The dumping of the Liberal candidate for the Illawarra seat of Whitlam has the conservatives fuming, too. Benjamin Britton was disendorsed after his opposition to women in military combat roles surfaced. According to one disgruntled party member, however, “going woke will not save Dutton”.

Dutton is now clinging to the Liberals’ mythology that they are better economic managers. It was his go-to final moment in the debate. “It means that we can deal with the cost-of-living crisis more effectively,” he said.

Treasurer Jim Chalmers will have none of it and compares the excesses of the Morrison government’s pandemic spending and about $24 billion in payouts to ineligible businesses to Labor’s world-leading response to the global financial crisis.

Chalmers was a senior staffer to then treasurer Wayne Swan when Swan was awarded Euromoney’s finance minister of the year in 2011 for his handling of the crisis. Australia avoided a recession then, unlike New Zealand’s conservative government, which followed much more restrictive fiscal responses that drove up unemployment and led to a deep recession.
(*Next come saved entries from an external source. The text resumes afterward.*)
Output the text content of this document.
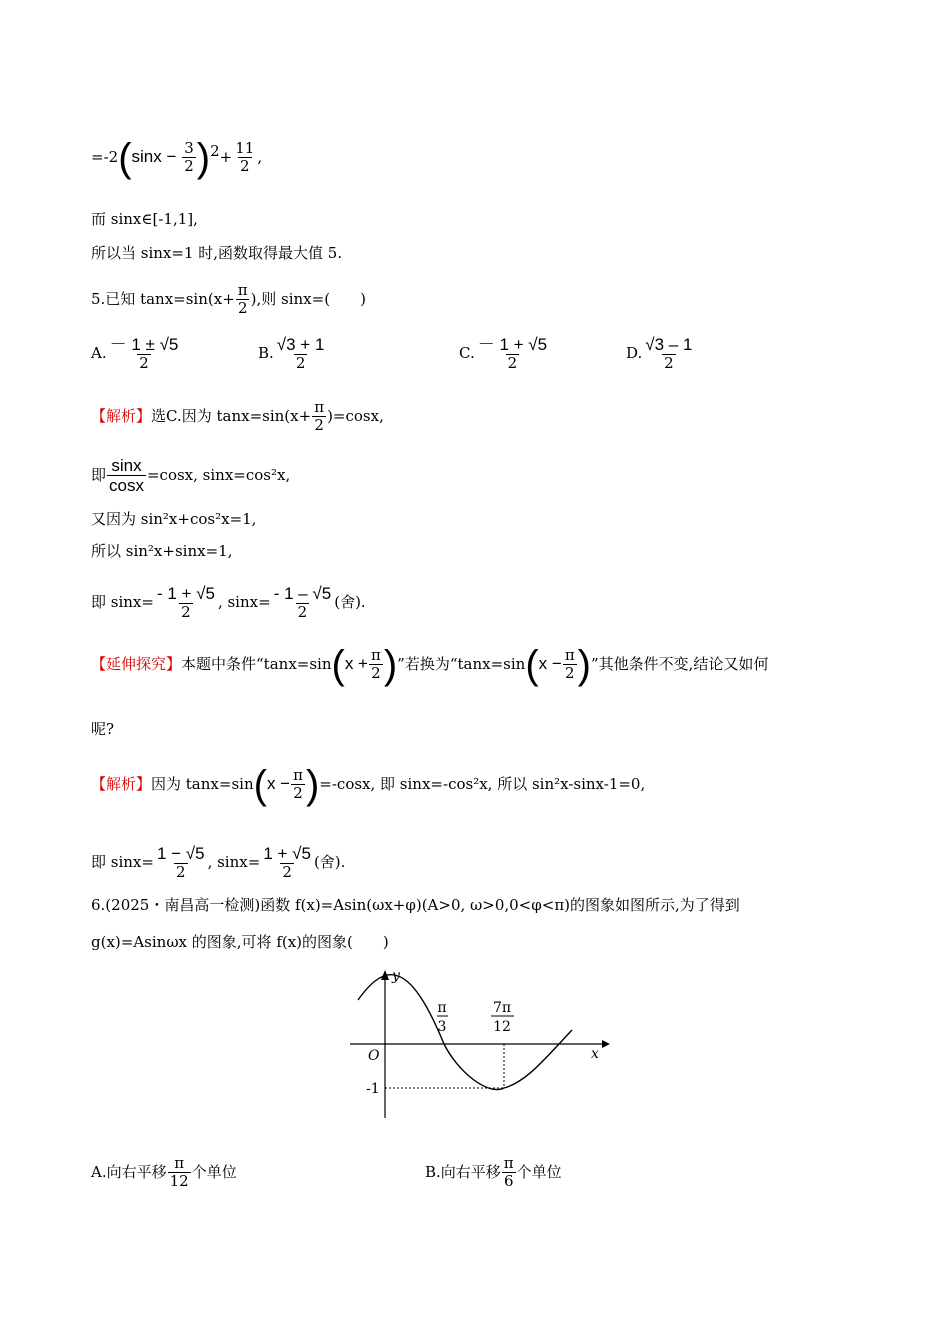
$=-2(\sin x - \frac{3}{2} )2+ \frac{11}{2}$ ,
而 sinx∈[-1,1],
所以当 sinx=1 时,函数取得最大值 5.
5.已知 $\tan x=\sin(x+ \frac{\pi}{2}$ ),则 sinx=(　　)
A. $\frac{- 1 \pm √5}{2}$	B. $\frac{√3 + 1}{2}$	C. $\frac{- 1 + √5}{2}$	D. $\frac{√3 - 1}{2}$
【解析】选C.因为 $\tan x=\sin(x+ \frac{\pi}{2} )=\cos x$,
即 $\frac{\sin x}{\cos x} =\cos x$, sinx=cos²x,
又因为 sin²x+cos²x=1,
所以 sin²x+sinx=1,
即 $\sin x= \frac{- 1 + √5}{2}$ , $\sin x= \frac{- 1 - √5}{2}$ (舍).
【延伸探究】本题中条件“$\tan x=\sin(x + \frac{\pi}{2}$ )”若换为“$\tan x=\sin(x - \frac{\pi}{2}$ )”其他条件不变,结论又如何
呢?
【解析】因为 $\tan x=\sin(x - \frac{\pi}{2} )=-\cos x$, 即 sinx=-cos²x, 所以 sin²x-sinx-1=0,
即 $\sin x= \frac{1 - √5}{2}$ , $\sin x= \frac{1 + √5}{2}$ (舍).
6.(2025・南昌高一检测)函数 f(x)=Asin(ωx+φ)(A>0, ω>0,0<φ<π)的图象如图所示,为了得到
g(x)=Asinωx 的图象,可将 f(x)的图象(　　)
y
x
O
π
3
7π
12
-1
A.向右平移 $\frac{\pi}{12}$ 个单位	B.向右平移 $\frac{\pi}{6}$ 个单位
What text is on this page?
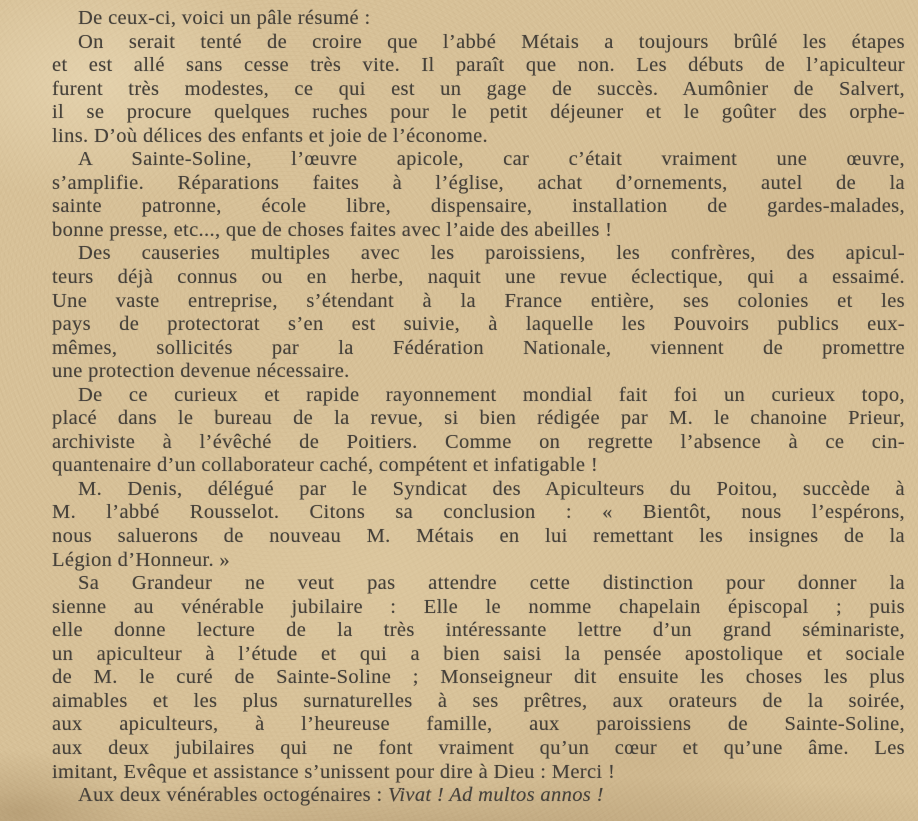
De ceux-ci, voici un pâle résumé :
On serait tenté de croire que l’abbé Métais a toujours brûlé les étapes
et est allé sans cesse très vite. Il paraît que non. Les débuts de l’apiculteur
furent très modestes, ce qui est un gage de succès. Aumônier de Salvert,
il se procure quelques ruches pour le petit déjeuner et le goûter des orphe-
lins. D’où délices des enfants et joie de l’économe.
A Sainte-Soline, l’œuvre apicole, car c’était vraiment une œuvre,
s’amplifie. Réparations faites à l’église, achat d’ornements, autel de la
sainte patronne, école libre, dispensaire, installation de gardes-malades,
bonne presse, etc..., que de choses faites avec l’aide des abeilles !
Des causeries multiples avec les paroissiens, les confrères, des apicul-
teurs déjà connus ou en herbe, naquit une revue éclectique, qui a essaimé.
Une vaste entreprise, s’étendant à la France entière, ses colonies et les
pays de protectorat s’en est suivie, à laquelle les Pouvoirs publics eux-
mêmes, sollicités par la Fédération Nationale, viennent de promettre
une protection devenue nécessaire.
De ce curieux et rapide rayonnement mondial fait foi un curieux topo,
placé dans le bureau de la revue, si bien rédigée par M. le chanoine Prieur,
archiviste à l’évêché de Poitiers. Comme on regrette l’absence à ce cin-
quantenaire d’un collaborateur caché, compétent et infatigable !
M. Denis, délégué par le Syndicat des Apiculteurs du Poitou, succède à
M. l’abbé Rousselot. Citons sa conclusion : « Bientôt, nous l’espérons,
nous saluerons de nouveau M. Métais en lui remettant les insignes de la
Légion d’Honneur. »
Sa Grandeur ne veut pas attendre cette distinction pour donner la
sienne au vénérable jubilaire : Elle le nomme chapelain épiscopal ; puis
elle donne lecture de la très intéressante lettre d’un grand séminariste,
un apiculteur à l’étude et qui a bien saisi la pensée apostolique et sociale
de M. le curé de Sainte-Soline ; Monseigneur dit ensuite les choses les plus
aimables et les plus surnaturelles à ses prêtres, aux orateurs de la soirée,
aux apiculteurs, à l’heureuse famille, aux paroissiens de Sainte-Soline,
aux deux jubilaires qui ne font vraiment qu’un cœur et qu’une âme. Les
imitant, Evêque et assistance s’unissent pour dire à Dieu : Merci !
Aux deux vénérables octogénaires : Vivat ! Ad multos annos !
Dutton threw caution to the wind ahead of this week’s debate, warning that Australia, under Labor, is heading for a recession as the turbulence created by Trump’s tariffs drives a world economic slowdown.

Chalmers rejects this talk as reckless and has on his side the eminent economic modeller Warwick McKibbin, who from Washington said Australia is well placed to avoid a recession.

Dutton says the work-from-home mess is now behind him. In truth, getting out of it will take more than wishful thinking.